From terrorist attacks in Britain to dramatic hearings in Washington, it's been tough to tear myself away from the news alerts crowding my iPhone screen with numbing regularity the past few weeks.
But during the two days we spent rambling through central Croatia's Plitvice Lakes National Park earlier this month, the outside world was all but washed away - thanks to a constant soundtrack of rushing water and verdant vistas that alternated between intimate and cinematic.
Created in 1949 and named a Unesco World Heritage site three decades later, the cascading chain of 16 lakes, streams and nearly 100 waterfalls known as Plitvice ("PLEET-veet-say") was formed by a type of porous limestone called travertine.

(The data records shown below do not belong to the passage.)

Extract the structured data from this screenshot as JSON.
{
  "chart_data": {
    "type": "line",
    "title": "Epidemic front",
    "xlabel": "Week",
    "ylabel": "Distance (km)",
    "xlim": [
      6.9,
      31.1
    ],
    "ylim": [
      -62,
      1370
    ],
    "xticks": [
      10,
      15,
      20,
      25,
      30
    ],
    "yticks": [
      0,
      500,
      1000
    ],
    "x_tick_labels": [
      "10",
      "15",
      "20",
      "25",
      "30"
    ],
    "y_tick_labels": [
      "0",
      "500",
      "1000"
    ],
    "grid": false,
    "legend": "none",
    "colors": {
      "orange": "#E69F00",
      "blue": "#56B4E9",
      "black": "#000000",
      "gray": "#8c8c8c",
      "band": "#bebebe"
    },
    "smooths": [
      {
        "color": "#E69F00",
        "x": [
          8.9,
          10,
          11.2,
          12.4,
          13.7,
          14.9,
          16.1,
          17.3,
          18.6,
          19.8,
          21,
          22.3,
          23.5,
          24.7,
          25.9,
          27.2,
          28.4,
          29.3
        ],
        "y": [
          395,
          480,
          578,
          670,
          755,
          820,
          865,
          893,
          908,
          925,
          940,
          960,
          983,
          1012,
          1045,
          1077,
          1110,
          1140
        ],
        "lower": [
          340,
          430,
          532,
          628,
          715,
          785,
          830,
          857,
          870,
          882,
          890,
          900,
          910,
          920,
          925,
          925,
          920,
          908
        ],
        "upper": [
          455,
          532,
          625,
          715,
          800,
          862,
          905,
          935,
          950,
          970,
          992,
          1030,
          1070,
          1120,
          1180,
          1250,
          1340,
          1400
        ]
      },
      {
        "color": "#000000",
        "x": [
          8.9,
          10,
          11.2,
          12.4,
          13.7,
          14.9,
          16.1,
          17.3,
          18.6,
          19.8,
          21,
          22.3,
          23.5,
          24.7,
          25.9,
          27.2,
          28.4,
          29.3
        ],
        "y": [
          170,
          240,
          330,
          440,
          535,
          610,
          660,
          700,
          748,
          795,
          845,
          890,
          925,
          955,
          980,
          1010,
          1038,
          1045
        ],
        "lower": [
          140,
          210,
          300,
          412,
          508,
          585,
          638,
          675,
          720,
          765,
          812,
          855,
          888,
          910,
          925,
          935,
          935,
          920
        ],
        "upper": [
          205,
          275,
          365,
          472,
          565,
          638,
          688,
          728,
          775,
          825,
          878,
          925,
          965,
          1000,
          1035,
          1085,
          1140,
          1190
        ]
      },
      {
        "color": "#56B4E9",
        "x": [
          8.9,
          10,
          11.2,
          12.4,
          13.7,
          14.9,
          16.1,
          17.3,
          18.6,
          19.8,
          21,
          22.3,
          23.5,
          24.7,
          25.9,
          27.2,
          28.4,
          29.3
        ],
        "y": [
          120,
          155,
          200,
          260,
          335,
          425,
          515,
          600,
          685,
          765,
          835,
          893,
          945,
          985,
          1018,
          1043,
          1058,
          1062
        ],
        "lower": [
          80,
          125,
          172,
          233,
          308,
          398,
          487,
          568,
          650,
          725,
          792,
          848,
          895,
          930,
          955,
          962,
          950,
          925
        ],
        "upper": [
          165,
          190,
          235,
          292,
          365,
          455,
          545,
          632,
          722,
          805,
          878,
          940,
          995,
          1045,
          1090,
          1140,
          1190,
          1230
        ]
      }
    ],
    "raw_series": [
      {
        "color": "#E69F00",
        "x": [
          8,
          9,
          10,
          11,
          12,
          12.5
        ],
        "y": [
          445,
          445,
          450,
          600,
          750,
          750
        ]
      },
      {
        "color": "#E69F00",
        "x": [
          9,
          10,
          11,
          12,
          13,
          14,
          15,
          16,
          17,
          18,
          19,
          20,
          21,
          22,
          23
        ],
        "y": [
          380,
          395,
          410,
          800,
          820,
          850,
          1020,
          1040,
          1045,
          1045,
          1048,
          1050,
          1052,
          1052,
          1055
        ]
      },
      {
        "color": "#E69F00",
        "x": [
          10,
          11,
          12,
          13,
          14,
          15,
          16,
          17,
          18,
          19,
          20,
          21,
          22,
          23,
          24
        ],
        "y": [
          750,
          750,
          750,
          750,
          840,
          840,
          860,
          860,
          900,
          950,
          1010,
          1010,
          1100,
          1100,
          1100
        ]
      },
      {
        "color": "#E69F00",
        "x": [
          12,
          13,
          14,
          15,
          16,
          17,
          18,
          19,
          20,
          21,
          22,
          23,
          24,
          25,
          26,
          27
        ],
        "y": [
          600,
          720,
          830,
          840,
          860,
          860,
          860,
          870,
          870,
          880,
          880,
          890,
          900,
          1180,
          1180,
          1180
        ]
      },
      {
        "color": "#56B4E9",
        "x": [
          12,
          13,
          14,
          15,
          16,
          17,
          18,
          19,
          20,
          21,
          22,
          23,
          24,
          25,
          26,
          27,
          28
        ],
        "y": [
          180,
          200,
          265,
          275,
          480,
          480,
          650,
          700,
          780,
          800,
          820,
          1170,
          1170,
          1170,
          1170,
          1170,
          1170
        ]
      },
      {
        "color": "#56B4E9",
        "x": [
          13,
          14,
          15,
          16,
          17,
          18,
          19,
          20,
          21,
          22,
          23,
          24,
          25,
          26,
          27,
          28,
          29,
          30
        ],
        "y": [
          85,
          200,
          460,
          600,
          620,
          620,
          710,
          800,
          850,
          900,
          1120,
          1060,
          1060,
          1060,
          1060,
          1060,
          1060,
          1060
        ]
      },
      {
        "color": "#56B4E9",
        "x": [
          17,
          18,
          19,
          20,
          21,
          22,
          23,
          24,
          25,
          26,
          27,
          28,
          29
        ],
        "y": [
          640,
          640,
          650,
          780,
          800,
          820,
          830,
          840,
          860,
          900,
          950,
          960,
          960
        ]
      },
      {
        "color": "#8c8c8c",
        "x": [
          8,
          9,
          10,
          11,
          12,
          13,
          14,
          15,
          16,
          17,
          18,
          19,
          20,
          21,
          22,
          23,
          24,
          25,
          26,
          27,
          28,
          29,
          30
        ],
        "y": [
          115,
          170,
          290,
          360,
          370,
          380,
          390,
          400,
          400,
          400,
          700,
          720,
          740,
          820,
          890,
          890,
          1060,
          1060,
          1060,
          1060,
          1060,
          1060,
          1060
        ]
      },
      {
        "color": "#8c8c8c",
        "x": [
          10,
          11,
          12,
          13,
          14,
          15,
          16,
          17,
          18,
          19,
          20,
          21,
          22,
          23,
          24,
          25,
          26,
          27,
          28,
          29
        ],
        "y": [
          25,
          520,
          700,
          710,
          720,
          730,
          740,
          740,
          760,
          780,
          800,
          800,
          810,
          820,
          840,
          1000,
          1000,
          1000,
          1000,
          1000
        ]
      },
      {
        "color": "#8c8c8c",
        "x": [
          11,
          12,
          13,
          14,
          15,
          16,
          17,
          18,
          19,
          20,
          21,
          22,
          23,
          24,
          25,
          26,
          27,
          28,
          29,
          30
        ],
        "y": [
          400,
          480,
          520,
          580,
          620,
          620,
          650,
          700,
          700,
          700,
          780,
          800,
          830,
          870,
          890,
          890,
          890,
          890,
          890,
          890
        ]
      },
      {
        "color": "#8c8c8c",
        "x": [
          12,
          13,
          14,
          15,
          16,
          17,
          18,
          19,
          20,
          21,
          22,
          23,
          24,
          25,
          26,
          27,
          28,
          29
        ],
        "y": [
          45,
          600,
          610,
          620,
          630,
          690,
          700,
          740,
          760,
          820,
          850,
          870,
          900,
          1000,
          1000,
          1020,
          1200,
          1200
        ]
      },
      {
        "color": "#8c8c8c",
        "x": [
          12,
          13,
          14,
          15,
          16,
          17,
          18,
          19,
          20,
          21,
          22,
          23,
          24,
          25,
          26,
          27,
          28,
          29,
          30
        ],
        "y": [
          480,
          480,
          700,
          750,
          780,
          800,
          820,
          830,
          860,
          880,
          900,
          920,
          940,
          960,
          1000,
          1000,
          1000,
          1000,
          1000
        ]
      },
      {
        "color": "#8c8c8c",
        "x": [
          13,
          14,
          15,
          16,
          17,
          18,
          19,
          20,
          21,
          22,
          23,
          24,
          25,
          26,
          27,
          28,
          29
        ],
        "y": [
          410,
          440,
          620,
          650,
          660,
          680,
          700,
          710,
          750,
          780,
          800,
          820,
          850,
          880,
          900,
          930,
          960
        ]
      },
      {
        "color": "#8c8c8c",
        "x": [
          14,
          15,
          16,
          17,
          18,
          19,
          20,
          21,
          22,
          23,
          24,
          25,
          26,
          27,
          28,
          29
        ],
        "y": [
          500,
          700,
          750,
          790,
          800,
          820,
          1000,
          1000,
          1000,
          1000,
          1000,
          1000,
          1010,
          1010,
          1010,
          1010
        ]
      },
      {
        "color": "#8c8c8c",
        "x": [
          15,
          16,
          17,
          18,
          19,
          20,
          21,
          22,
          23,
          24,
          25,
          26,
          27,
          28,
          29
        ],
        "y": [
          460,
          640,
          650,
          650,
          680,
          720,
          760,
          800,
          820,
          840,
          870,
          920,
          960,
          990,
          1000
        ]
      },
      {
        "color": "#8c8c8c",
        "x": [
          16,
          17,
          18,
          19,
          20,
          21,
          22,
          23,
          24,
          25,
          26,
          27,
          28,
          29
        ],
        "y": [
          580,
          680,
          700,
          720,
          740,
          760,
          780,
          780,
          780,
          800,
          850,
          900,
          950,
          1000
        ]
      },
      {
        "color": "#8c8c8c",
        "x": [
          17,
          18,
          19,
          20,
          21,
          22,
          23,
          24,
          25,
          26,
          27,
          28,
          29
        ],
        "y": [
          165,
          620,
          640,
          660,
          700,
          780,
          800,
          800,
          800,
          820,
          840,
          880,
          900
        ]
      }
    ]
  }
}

Hikers cross-cross the liquid landscape via four-foot-wide wooden boardwalks - almost like walking on water - and are surrounded by a thick canopy of beech and spruce trees.
To be sure, our escape into nature didn't include an escape from fellow tourists. Like so many other destinations we visited in Croatia, Plitvice Lakes is suffering from visitor overload; Unesco warned park officials last year that nearby construction and excessive crowds of to 15,000 people a day could threaten its protected status.

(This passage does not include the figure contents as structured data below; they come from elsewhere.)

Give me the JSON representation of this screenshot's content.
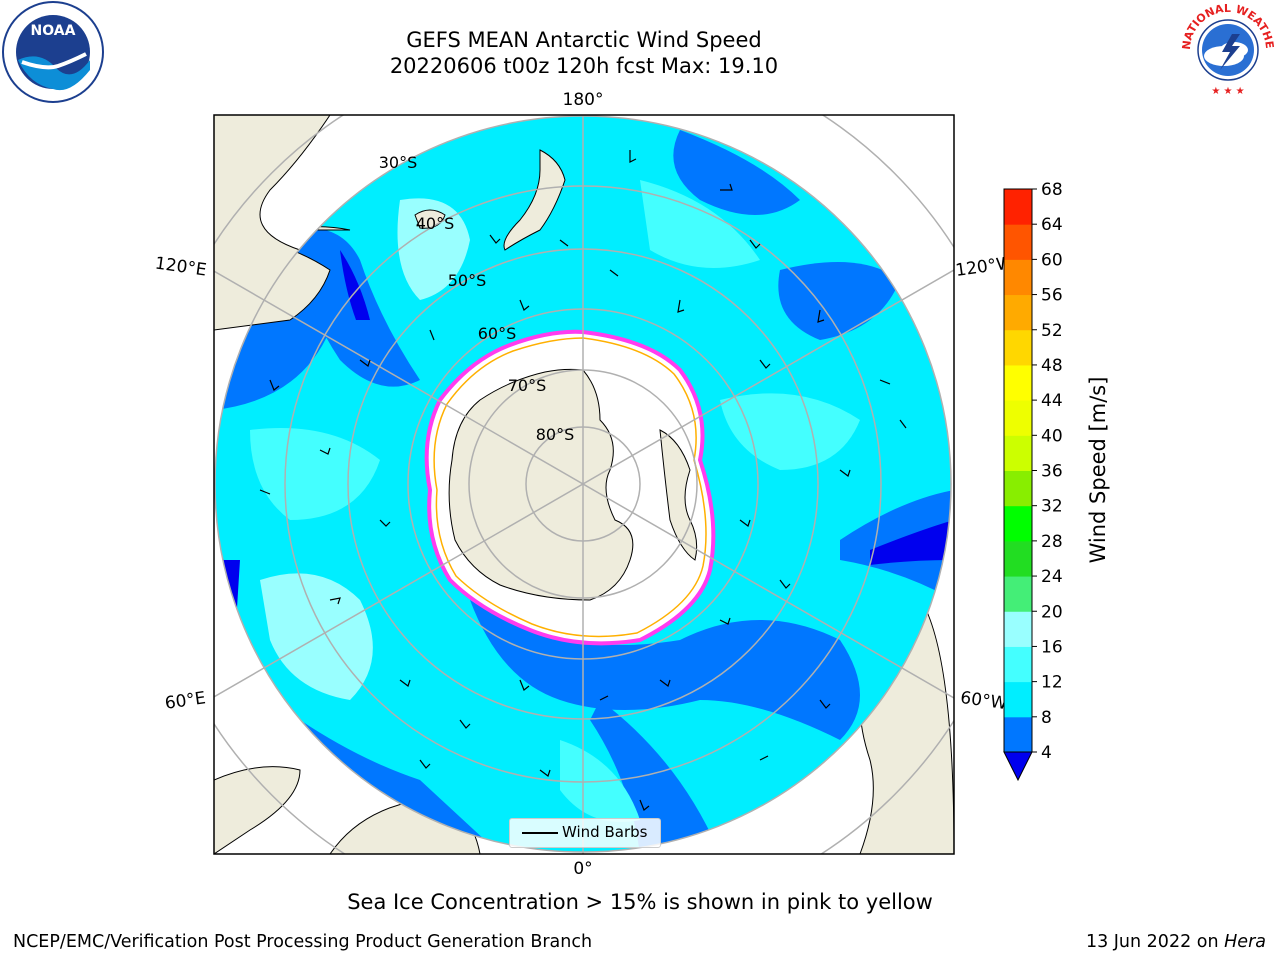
{
  "header": {
    "title_line1": "GEFS MEAN Antarctic Wind Speed",
    "title_line2": "20220606 t00z 120h fcst   Max: 19.10"
  },
  "logos": {
    "left": {
      "icon": "noaa-logo-icon",
      "text": "NOAA"
    },
    "right": {
      "icon": "national-weather-service-logo-icon",
      "text": "NATIONAL WEATHER SERVICE"
    }
  },
  "map": {
    "longitude_labels": {
      "top": "180°",
      "bottom": "0°",
      "upper_left": "120°E",
      "upper_right": "120°W",
      "lower_left": "60°E",
      "lower_right": "60°W"
    },
    "latitude_labels": [
      "30°S",
      "40°S",
      "50°S",
      "60°S",
      "70°S",
      "80°S"
    ],
    "legend": {
      "label": "Wind Barbs"
    },
    "colors": {
      "land": "#eeecdc",
      "ice_shelf": "#ffffff",
      "sea_ice_edge": "#ff3cf0",
      "sea_ice_inner": "#ffb000",
      "grid": "#b0b0b0"
    }
  },
  "colorbar": {
    "label": "Wind Speed [m/s]",
    "ticks": [
      "4",
      "8",
      "12",
      "16",
      "20",
      "24",
      "28",
      "32",
      "36",
      "40",
      "44",
      "48",
      "52",
      "56",
      "60",
      "64",
      "68"
    ],
    "levels": [
      4,
      8,
      12,
      16,
      20,
      24,
      28,
      32,
      36,
      40,
      44,
      48,
      52,
      56,
      60,
      64,
      68
    ],
    "colors": [
      "#0077ff",
      "#00eeff",
      "#44ffff",
      "#99ffff",
      "#44ee77",
      "#22dd22",
      "#00ff00",
      "#88ee00",
      "#ccff00",
      "#eeff00",
      "#ffff00",
      "#ffd700",
      "#ffaa00",
      "#ff8800",
      "#ff5500",
      "#ff2200",
      "#ff0000"
    ],
    "extend_color": "#0000ee"
  },
  "chart_data": {
    "type": "heatmap",
    "variable": "Wind Speed [m/s]",
    "projection": "south-polar-stereographic",
    "max": 19.1,
    "levels": [
      4,
      8,
      12,
      16,
      20,
      24,
      28,
      32,
      36,
      40,
      44,
      48,
      52,
      56,
      60,
      64,
      68
    ]
  },
  "footer": {
    "note": "Sea Ice Concentration > 15% is shown in pink to yellow",
    "left": "NCEP/EMC/Verification Post Processing Product Generation Branch",
    "right_date": "13 Jun 2022 on ",
    "right_host": "Hera"
  }
}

We broke up our stay, and maximized our solitude, by hitting the park's Lower Lakes from 4 p.m. to closing time at 7 p.m., and the Upper Lakes as soon as the park opened at 7 a.m. But by mid-morning, the boardwalk jostling reminded me of D.C.'s Tidal Basin during the peak cherry blossom bloom - or the scrum of photographers at former FBI director James Comey's Congressional hearing.